Bernadine expressed the view that if the correct system is put in place then “this would help the society, because fewer offences would be committed and the communities would be better off.”

He suggested that more lawyers are needed to help young offenders because there are only about 4 or 5 attorneys engaged in the criminal justice system.

“We need Legal Aid…the word itself means free legal advice or representation for a person who cannot afford it,” Attorney Bernadine said, pointing to the increase in sexual criminal offences, which dominated the list of cases set down for hearing in the October 2015 assizes.

“These are indigent people. I ended up helping out pro bono and I have been doing it for years…these cases cost you time and money…but it’s social justice, so something has to be done and we have to give these people more help”, he added.




Bernadine called on the relevant authorities in the country “to create a roster of all the lawyers, and rotate them at a reduced cost” aid service for those in need.

“…You can’t over burden 4 -5 lawyers to deal with these (criminal) matters”, he remarked.
Attempts by this newspaper to get a response from LAACC on Bernadine’s statement proved futile.

Attorney Bernadine also cited the need for the newly built Juvenile Justice Centre at Grand Bacolet to become functional as soon as possible.

“There is a need for a home for young offenders – we have spoken about it for years…we have to separate young offenders from the seasoned offenders in prison. And then, there is the loss of what I call religious zeal and understanding…we seem to live in a world where there is no fear of God and that’s the problem among the young people”, he said,

“We need to reinstate certain values in the social fabric of this society otherwise all of us will be in trouble…something is wrong, we must realise prayer is the key to the warehouse of wealth in heaven” he added

In the 2016 Budget, Prime Minister and Finance Minister Dr. Keith Mitchell announced an EC$1 million allocation for the newly built Juvenile Justice Centre, at Grand Bacolet, St. Andrew.

In a telephone interview with THE NEW TODAY newspaper last week Friday, Director of Juvenile Justice, Dowlyn Bartholomew highlighted some of the contributing factors linking children to delinquency.

He said that while there is a linkage between illiteracy and the commission of crime, the fact of the matter is that there are a lot of persons who would have attained good educational status and still engage in criminal activities.

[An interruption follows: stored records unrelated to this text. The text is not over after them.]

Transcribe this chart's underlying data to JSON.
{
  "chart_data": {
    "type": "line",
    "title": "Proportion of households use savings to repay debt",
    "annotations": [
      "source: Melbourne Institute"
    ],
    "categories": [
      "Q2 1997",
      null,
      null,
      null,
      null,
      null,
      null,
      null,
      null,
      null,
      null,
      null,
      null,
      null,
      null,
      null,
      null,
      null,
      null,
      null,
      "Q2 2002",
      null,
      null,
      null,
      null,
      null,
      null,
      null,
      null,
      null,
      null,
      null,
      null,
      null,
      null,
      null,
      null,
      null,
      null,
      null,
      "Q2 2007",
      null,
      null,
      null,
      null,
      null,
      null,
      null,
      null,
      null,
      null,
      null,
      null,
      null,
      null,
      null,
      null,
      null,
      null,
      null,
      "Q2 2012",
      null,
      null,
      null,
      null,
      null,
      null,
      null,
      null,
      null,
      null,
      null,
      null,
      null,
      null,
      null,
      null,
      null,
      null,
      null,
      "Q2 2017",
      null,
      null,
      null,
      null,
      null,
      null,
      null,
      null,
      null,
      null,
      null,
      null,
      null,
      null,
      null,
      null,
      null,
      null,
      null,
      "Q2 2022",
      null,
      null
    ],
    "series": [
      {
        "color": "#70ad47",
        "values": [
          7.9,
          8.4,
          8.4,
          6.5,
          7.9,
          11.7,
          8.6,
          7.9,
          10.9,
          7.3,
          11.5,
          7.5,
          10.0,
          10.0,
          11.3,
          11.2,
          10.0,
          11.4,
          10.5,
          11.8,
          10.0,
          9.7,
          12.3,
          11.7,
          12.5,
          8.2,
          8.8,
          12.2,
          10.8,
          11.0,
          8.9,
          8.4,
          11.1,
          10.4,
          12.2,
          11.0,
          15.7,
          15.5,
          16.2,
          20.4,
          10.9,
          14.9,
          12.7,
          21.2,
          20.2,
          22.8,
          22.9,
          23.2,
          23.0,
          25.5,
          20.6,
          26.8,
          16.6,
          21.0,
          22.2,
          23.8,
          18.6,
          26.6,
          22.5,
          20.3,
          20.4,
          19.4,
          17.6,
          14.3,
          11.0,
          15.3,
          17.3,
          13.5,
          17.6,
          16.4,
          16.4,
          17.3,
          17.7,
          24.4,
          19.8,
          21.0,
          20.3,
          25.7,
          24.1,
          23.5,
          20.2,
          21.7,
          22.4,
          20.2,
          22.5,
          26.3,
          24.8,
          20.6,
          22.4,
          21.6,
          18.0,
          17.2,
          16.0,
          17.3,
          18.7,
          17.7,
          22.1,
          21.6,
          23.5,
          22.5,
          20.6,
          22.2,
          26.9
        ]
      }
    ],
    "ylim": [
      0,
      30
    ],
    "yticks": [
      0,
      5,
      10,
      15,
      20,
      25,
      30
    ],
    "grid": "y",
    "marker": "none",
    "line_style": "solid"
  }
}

“There are a lot of factors that may come into play, which may result in a child breaking the law,” he said, adding, “we know through studies, (that) there are economic reasons, social issues, poor parenting, and poor socialisation generally, not only within the home, but at school and other systems of socialization”.

“…We have a lot of young parents who are not prepared for the role of parenting, so their inability to cope and train the children might result in the children becoming engaged in wrong doing”, he remarked.

According to Bartholomew, a former Assistant Commissioner of Police, the Ministry of social Services has developed programmes, specifically, for mothers whose children have found themselves in conflict with the law.

“We are trying to do as much as we can to give parents the necessary skills to train and deal with the children so that they do not become delinquent,” he said.

The Director of Juvenile Justice pointed out that a number of entities also have a role to play in the ongoing Juvenile Justice and Reform system, under the yet to be enacted Juvenile Justice Act, which received approval from Parliament in 2012.

These include, the Child Protection Authority, Legal Aid and Counseling Clinic, Ministry of Education, Ministry of Youth, Grenada Coalition on the Rights of the Child, and the Royal Grenada Police Force (RGPF), among others.

He said these entities need to “come together to work to ensure that we protect our young persons and provide them with an opportunity to improve themselves”.

Bartholomew indicated that the intention of government is to have the juvenile facility up and running within the first quarter of next year.

“We are making all the necessary preparations, putting all the necessary administrative procedures in place,” he said.